Mengingat sejak awal Bang Rozi ini memang tidak memiliki “modal” apapun. Jika mengacu pada kriteria, 2K (kompetensi dan kapabilitas), dan 1A (akseptabilitas), maka Bang Rozi bukan siapa-siapa, dan bukan pula sebagai apa-apa. Dia tetaplah seorang “bidak catur” yang menjadi boneka mainan orang-orang dan kelompok-kelompok yang berseberangan dengan figure dan kebijakan Ahok. Meski pada diri Bang Rozi melekat pula sebuah predikat yang sungguh sangat menjanjikan untuk memenangi pertarungan sekelas Pilkada DKI, yakni “gubernur petahana”.
***
Nasib Bang Rozi ibarat pion atau bidak catur itu. Maka wajar bila gegap gempita Pilkada DKI 2017 tidak membuat para bakal calon yang sudah bersileweran selama ini dan parpol mau melirik dan menyebut namanya hanya untuk sekedar meramaikan suasana. Sungguh sayang, Bang Rozi hanya dianggap sebagai bidak catur semata, yag mudah disetir, tak mempuyai sikap dan kemandirian sebagai makhluk bebas.
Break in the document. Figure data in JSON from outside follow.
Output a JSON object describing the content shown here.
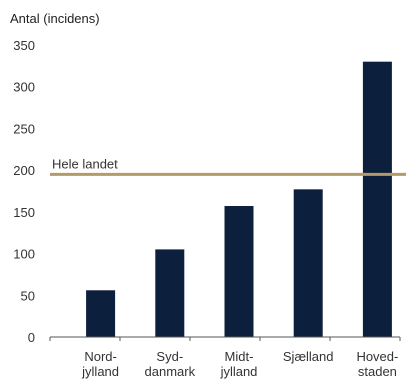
{
  "chart_data": {
    "type": "bar",
    "ylabel": "Antal (incidens)",
    "ylim": [
      0,
      350
    ],
    "yticks": [
      0,
      50,
      100,
      150,
      200,
      250,
      300,
      350
    ],
    "categories": [
      [
        "Nord-",
        "jylland"
      ],
      [
        "Syd-",
        "danmark"
      ],
      [
        "Midt-",
        "jylland"
      ],
      [
        "Sjælland"
      ],
      [
        "Hoved-",
        "staden"
      ]
    ],
    "values": [
      56,
      105,
      157,
      177,
      330
    ],
    "reference_line": {
      "label": "Hele landet",
      "value": 195
    },
    "grid": false,
    "colors": {
      "bar": "#0c1f3d",
      "reference_line": "#b39a6b",
      "axis": "#555555"
    }
  }
}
Maka kemeriahan pesta Pilkada membuat nama Bang Rozi, si “giubernur petahana” semakin tenggelam dan tergulung dalam pusaran ambisi besar para elit dan petualang politik di negeri ini.
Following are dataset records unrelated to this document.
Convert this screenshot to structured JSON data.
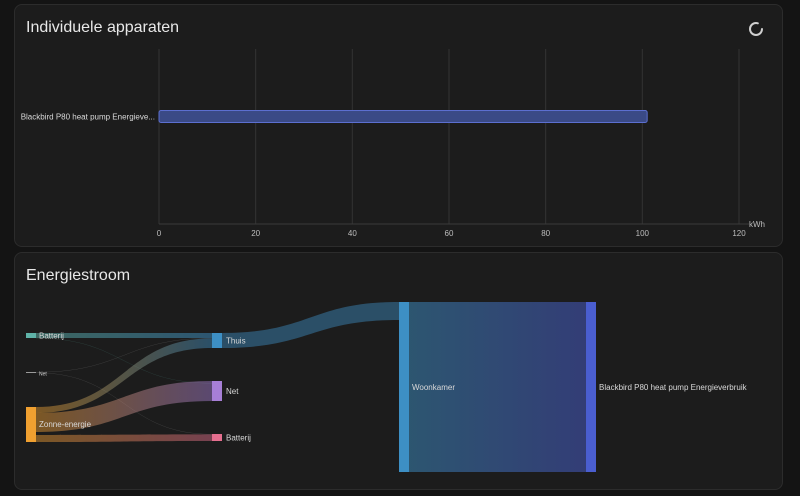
{
  "devices_card": {
    "title": "Individuele apparaten",
    "refresh_icon": "refresh-icon"
  },
  "flow_card": {
    "title": "Energiestroom"
  },
  "colors": {
    "background": "#141414",
    "card": "#1c1c1c",
    "bar_fill": "#3a4a86",
    "bar_stroke": "#5c6fd0",
    "battery_in": "#5fb3a8",
    "grid": "#9a9a9a",
    "solar": "#f0a030",
    "home": "#3d8fc4",
    "net_out": "#a77fd6",
    "battery_out": "#e56f8f",
    "room": "#3d8fc4",
    "device": "#4a5ed0"
  },
  "chart_data": [
    {
      "type": "bar",
      "orientation": "horizontal",
      "categories": [
        "Blackbird P80 heat pump Energieve..."
      ],
      "values": [
        101
      ],
      "xlabel": "kWh",
      "xlim": [
        0,
        120
      ],
      "xticks": [
        "0",
        "20",
        "40",
        "60",
        "80",
        "100",
        "120"
      ],
      "grid": true
    },
    {
      "type": "sankey",
      "nodes": [
        {
          "id": "batt_in",
          "label": "Batterij",
          "color": "#5fb3a8"
        },
        {
          "id": "net_in",
          "label": "Net",
          "color": "#9a9a9a"
        },
        {
          "id": "solar",
          "label": "Zonne-energie",
          "color": "#f0a030"
        },
        {
          "id": "home",
          "label": "Thuis",
          "color": "#3d8fc4"
        },
        {
          "id": "net_out",
          "label": "Net",
          "color": "#a77fd6"
        },
        {
          "id": "batt_out",
          "label": "Batterij",
          "color": "#e56f8f"
        },
        {
          "id": "room",
          "label": "Woonkamer",
          "color": "#3d8fc4"
        },
        {
          "id": "device",
          "label": "Blackbird P80 heat pump Energieverbruik",
          "color": "#4a5ed0"
        }
      ],
      "links": [
        {
          "source": "batt_in",
          "target": "home",
          "value": 1.5
        },
        {
          "source": "batt_in",
          "target": "net_out",
          "value": 0.1
        },
        {
          "source": "net_in",
          "target": "home",
          "value": 0.1
        },
        {
          "source": "net_in",
          "target": "batt_out",
          "value": 0.1
        },
        {
          "source": "solar",
          "target": "home",
          "value": 2.5
        },
        {
          "source": "solar",
          "target": "net_out",
          "value": 5.5
        },
        {
          "source": "solar",
          "target": "batt_out",
          "value": 1.5
        },
        {
          "source": "home",
          "target": "room",
          "value": 17
        },
        {
          "source": "room",
          "target": "device",
          "value": 17
        }
      ]
    }
  ]
}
Beginilah jadinya kalau orang tidak mempunyai prinsip dan sikap! Tanya, adakah di antara kita yang ingin dan hendak mengikuti jejak Bang Rozi? Memperoleh ketenaran secara instan, tapi kemudian tenggelam dalam pusaran nafsu kuasa karena kedengkian semata. Dan fenomena seperti Bang Rozi ini banyak, hanya karena rasa syirik, dengki, dan benci, tidak dapat melihat realitas di sekitarnya yang sudah berubah, kemudian tidak berusaha bangkit bergerak menatap ke depan (move on), tapi malah terus menerus tenggelam dengan halusinasi, mengigau tak karuan, menghina sana sini, memaki dan mengumpat menjadi gaya hidupnya. Segala apa yang dilakukan seseorang yang bukan merupakan idola, dihina dina, tak melihat dirinya sendiri, apakah lebih mulia dari orang yang dihina dina itu. Tipologi orang yang bermental picik dan berjiwa sempit.
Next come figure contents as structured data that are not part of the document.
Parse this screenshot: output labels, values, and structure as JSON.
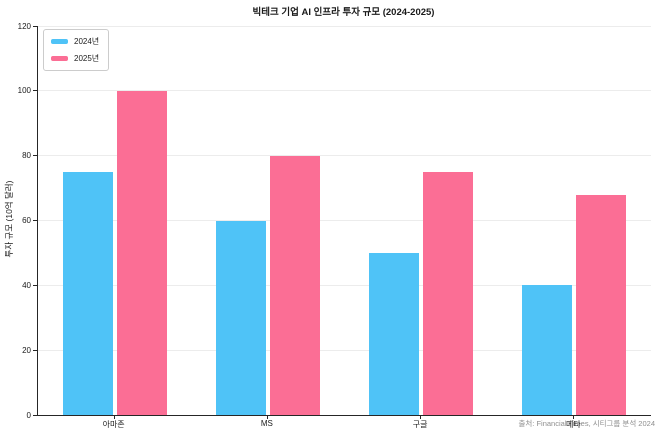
{
  "source_note": "출처: Financial Times, 시티그룹 분석 2024",
  "colors": {
    "series_2024": "#4FC3F7",
    "series_2025": "#FB6E95",
    "axis": "#262626",
    "grid": "#ececec",
    "source_text": "#8f8f8f"
  },
  "chart_data": {
    "type": "bar",
    "title": "빅테크 기업 AI 인프라 투자 규모 (2024-2025)",
    "categories": [
      "아마존",
      "MS",
      "구글",
      "메타"
    ],
    "series": [
      {
        "name": "2024년",
        "color": "#4FC3F7",
        "values": [
          75,
          60,
          50,
          40
        ]
      },
      {
        "name": "2025년",
        "color": "#FB6E95",
        "values": [
          100,
          80,
          75,
          68
        ]
      }
    ],
    "xlabel": "",
    "ylabel": "투자 규모 (10억 달러)",
    "ylim": [
      0,
      120
    ],
    "ytick_step": 20,
    "grid": true,
    "legend_position": "upper-left"
  }
}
Kasus meme Presiden Jokowi yang mengunjungi Toba Samosir yang berbuntut panjang, harusnya menjadi cermin dari orang-orang bertipologi mental cupak dan berjiwa kerdil nan sempit ini. Bukan saja masyarakat biasa, tapi juga virus mental cupak dan berjiwa kerdil ini menyebar dan menjangkiti pula pada orang terdidik dan intelek, seperti anggota dewan yang terhormat, DPR. Maka doa pun bisa diplintir demi untuk memuaskan dahaga dan kehampaan hidup karena kekangan rasa syirik, benci, dan dengki yang tak berujung.